Frau MacKenzie ist gerade in Ruhestand getreten nach 16jähriger Arbeit für FAIR (Family, Action, Information & Rescue), einem Beratungs und Hilfsdienst für Familien und Freunde von Kultbetroffenen. Es ist keine leichte Arbeit. Auf einer Konferenz für "Cults and Counselling" (Kulte und Beratung), gehalten in der Universität Hull, wurde erwähnt, daß Britannien über 500 religiöse Kulte mit etwa 500.000 Anhängern beherbergt. In MacKenzies Dienstjahren konnte sie beobachten, wie einige Kulte einfach versickerten, während andere sich verstärkten. "Die Munies sind zur Zeit ziemlich ruhig", sagt sie in Plauderton, als ob wir Pop-Bands diskutieren. Die Divine Light Mission ist nicht mehr so landläufig, aber die London Church of Christ wirkt weiterhin anziehend. Bibelorientierte Fundamentalisten in kleinen Gruppen vermehren sich stark ("Sie sind ein großes Problem"), und New-Age-Grüppchen sprießen in allen Ecken des Landes hervor. Ihre persönliche Theorie ist, daß nach der Jahrtausendwende viele der apokalyptischen Gruppen abbrechen und verschwinden werden. "Aber es ist schwer vorauszusagen; denn mit Logik hat das alles nichts zu tun."

Sie fand den Massentod im Zusammenhang mit dem "Sonnen-Tempel-Orden" erschütternd, aber nicht überraschend. "Wo ein dominierender Anführer völligen Gehorsam verlangt, wie in den meisten Kulten, sind die Vorbedingungen für so ein Geschehen vorhanden. Letzten Endes kann niemand genau voraussagen, wohin bedingungsloser Gehorsam und Ergebenheit führen können."

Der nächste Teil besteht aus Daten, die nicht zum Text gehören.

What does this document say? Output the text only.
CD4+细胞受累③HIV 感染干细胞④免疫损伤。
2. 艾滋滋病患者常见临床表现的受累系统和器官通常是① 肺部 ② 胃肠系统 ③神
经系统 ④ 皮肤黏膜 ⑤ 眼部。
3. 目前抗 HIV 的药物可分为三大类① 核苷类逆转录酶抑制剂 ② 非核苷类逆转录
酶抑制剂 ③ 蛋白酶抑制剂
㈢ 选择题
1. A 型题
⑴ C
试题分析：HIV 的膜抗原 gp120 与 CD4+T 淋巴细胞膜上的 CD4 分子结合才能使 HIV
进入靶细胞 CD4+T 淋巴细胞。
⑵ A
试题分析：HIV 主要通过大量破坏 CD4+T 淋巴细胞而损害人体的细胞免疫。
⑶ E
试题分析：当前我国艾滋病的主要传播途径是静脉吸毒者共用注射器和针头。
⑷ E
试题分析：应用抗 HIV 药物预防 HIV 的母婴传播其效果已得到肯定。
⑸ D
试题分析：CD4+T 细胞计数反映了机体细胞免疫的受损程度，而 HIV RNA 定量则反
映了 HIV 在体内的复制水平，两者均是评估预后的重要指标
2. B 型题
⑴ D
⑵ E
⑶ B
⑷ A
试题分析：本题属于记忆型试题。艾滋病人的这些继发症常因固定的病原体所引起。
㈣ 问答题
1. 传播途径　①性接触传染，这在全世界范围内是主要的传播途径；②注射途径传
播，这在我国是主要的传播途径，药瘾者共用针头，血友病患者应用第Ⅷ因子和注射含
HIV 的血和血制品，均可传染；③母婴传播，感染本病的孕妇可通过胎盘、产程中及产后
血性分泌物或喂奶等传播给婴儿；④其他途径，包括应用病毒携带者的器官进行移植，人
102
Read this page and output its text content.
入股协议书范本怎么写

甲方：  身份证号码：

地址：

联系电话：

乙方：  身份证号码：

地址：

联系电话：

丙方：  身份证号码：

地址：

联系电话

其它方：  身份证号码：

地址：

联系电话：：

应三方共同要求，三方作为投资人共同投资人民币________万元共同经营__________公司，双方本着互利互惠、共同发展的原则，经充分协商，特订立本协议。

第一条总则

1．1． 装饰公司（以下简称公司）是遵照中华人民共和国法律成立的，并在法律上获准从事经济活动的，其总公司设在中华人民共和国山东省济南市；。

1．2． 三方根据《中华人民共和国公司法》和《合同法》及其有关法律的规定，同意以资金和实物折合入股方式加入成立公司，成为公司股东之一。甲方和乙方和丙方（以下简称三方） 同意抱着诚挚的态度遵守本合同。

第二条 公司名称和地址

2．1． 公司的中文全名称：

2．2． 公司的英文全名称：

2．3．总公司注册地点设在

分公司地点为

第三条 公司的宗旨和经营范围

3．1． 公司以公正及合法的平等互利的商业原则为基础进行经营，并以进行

MacKenzies Interesse an der Kultarbeit begann 1978, als eine Mun-Gruppe ein Haus in ihrer Nachbarschaft in Wanstead (Vorort von London) bezog und versuchte, ihre drei Teenage-Kinder anzuwerben. Ihre eigenen jungen Leute waren nicht im geringsten interessiert, aber Frau MacKenzie war sehr angerührt von Sebastian, einem jungen Spanier mit fanatischer Ergebenheit zu Mun. Durch ihn lernte sie viel über die Gruppe und wurde immer besorgter. Sie beschreibt die Mun- Bewegung als komplex und gefährlich. Ursula MacKenzie versuchte, Sebastian zu helfen, weil er "offensichtlich ein netter anständiger Junge war und weil ich wußte, daß er Vater und Mutter in Spanien hatte, die sich sehr um ihn sorgten. Ich hoffte, daß, im Falle meine Kinder in so eine Situation geraten sollten, auch jemand wie ich auftauchen und sich um sie kümmern würde."

Sie sammelte alles, was sie an Informationen über die Organisation auftreiben konnte, und wandte sich dann mit der Bitte um Verhaltensratschläge an den Erzbischof von Canterbury, zu der Zeit Dr. Coggan. Er verwies sie an FAIR, und dies führte dazu, daß sie selbst dort 14 Jahre hauptamtlich (und unbezahlt) arbeitete. "Und mein Mann hatte mich gewarnt, daß ich für soetwas zu weich wäre und es nicht lange aushalten würde!"

FAIR ist eine Hilfsorganisation für Familien und versteht sich nicht als aggressive Kreuzzügler-Organisation. Obwohl MakKenzie und viele andere FAIR-Mitglie- der Christen sind, betont sie, daß sie nicht "missionieren".

Sie kann keine Zahlen angeben im Hinblick auf Leute, denen sie beim Verlassen von Kulten geholfen hat. "Tausende?" - "Nein, so leicht ist das nicht." - "Hunderte?" - "Vielleicht. Ich weiß es nicht. Es sind eher kleine fragmentarische Erfolge als große Rettungen."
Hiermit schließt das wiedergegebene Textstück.